Étudiant brillant, il hérite à 27 ans d'une charge de président au Parlement de Bordeaux. Il se signale très tôt à l'attention du public
cultivé par un petit ouvrage: les
Lettres persanes (1721). Il s'agit d'une critique spirituelle de la société française sous la Régence du duc d'Orléans.
Académicien et auteur à succès, il fait le tour de l'Europe avant de se retirer dans sa belle demeure de la Brède pour écrire, ou plutôt
dicter, son chef-d’œuvre,
L’Esprit des Lois (1748).
Dans cet ouvrage d'observation et de réflexion, Montesquieu tente d'expliquer par des facteurs objectifs les différences entre les
sociétés et les systèmes de gouvernement :
«J'ai d'abord examiné les hommes, et j'ai cru que, dans cette infinie diversité de lois et de coutumes, ils n'étaient pas uniquement conduits par leurs fantaisies», prévient-il sous forme de litote dans sa préface à
L'Esprit des Lois).
L'auteur recommande de confier les pouvoirs législatif (la rédaction des lois), exécutif (l'exécution des lois) et judiciaire à des
organes distincts les uns des autres.
– Il propose de confier le pouvoir judiciaire à des juges renouvelés à chaque procès.
– S'inspirant du
modèle anglais et du philosophe John Locke, il propose par ailleurs de diviser le pouvoir législatif entre deux assemblées :
– une assemblée tirée des corps du peuple qui crée la loi (chambre
«basse», chambre des députés ou Communes),
– une assemblée de nobles héréditaires qui corrige la loi (Sénat, chambre
«haute» ou chambre des
Lords à la manière anglaise).
Ces principes de distribution des pouvoirs sont à l'origine de nos constitutions politiques.

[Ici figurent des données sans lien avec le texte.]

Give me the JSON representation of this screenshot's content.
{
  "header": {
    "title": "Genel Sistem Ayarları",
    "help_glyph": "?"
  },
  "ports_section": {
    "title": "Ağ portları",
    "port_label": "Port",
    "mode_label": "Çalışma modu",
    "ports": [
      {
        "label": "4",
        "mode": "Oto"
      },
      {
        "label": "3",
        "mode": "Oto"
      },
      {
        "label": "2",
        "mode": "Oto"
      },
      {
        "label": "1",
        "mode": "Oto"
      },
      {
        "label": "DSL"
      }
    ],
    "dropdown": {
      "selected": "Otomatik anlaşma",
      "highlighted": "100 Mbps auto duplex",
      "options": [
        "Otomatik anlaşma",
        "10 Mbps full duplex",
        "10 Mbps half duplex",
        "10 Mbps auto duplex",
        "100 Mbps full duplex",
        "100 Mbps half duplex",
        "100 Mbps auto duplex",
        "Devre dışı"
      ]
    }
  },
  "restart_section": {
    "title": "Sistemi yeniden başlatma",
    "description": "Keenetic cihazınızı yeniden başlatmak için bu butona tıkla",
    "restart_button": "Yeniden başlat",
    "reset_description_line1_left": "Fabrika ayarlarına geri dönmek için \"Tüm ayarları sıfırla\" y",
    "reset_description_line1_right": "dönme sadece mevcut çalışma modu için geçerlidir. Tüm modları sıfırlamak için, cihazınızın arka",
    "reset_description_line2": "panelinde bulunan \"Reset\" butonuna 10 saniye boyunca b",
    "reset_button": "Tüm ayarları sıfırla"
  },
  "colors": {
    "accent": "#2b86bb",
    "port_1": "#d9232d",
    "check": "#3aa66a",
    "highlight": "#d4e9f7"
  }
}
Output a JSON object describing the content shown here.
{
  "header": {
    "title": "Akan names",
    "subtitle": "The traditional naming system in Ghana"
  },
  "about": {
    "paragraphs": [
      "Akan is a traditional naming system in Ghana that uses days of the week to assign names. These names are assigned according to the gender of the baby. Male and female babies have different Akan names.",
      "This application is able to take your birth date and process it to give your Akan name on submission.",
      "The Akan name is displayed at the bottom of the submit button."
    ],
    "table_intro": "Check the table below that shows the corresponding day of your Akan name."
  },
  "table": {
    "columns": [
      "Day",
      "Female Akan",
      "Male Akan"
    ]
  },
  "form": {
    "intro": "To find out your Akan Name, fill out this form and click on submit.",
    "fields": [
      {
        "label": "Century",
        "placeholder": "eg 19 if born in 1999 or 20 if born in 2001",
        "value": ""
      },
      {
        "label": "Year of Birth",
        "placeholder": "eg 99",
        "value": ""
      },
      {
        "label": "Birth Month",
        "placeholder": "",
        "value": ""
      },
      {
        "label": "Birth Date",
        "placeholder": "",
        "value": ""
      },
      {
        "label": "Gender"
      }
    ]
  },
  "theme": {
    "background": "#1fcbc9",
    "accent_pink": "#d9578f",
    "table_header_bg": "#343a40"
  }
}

Mais leur inventeur doutait qu'ils
puissent fonctionner dans de très grands États, comme c'est pourtant le cas aujourd'hui.
L'idéal démocratique, selon Montesquieu, n'est en effet applicable qu'aux petites communautés et à la condition que l'autorité
supérieure soit équilibrée par de puissants corps intermédiaires. Sur ce dernier point, Montesquieu annonce
Tocqueville. Il a, comme ce dernier, la hantise des gouvernements despotiques, nous dirions aujourd'hui totalitaires.
Un homme du passé
Montesquieu, écrivain à l'esprit fin et souvent caustique, est aussi, de façon paradoxale, un aristocrate tourné vers le passé. Il
confesse une admiration sans bornes pour la Rome antique et la tient pour un modèle politique indépassable dans ses
Considérations sur les causes de la grandeur des Romains et de leur décadence (1734).
Il ignore superbement les réalités de son temps. Comme beaucoup de ses contemporains, il croit que l'agriculture demeure le fondement de l'économie ou encore que la population de la France est en déclin, alors qu'elle progresse au XVIIIe siècle plus vite que jamais auparavant. Ses
Lettres persanes donnent une image exagérément flatteuse de l'Iran et de l'islam...
Homme des
Lumières et
«philosophe», Montesquieu a par ailleurs publié de fort belles choses sur la condition humaine et les droits individuels. Il s'est ainsi montré sévère à propos de l'esclavage... même si, en sa qualité de riche parlementaire, il ne dédaignait pas de placer sa fortune dans les compagnies de commerce pratiquant le
commerce triangulaire.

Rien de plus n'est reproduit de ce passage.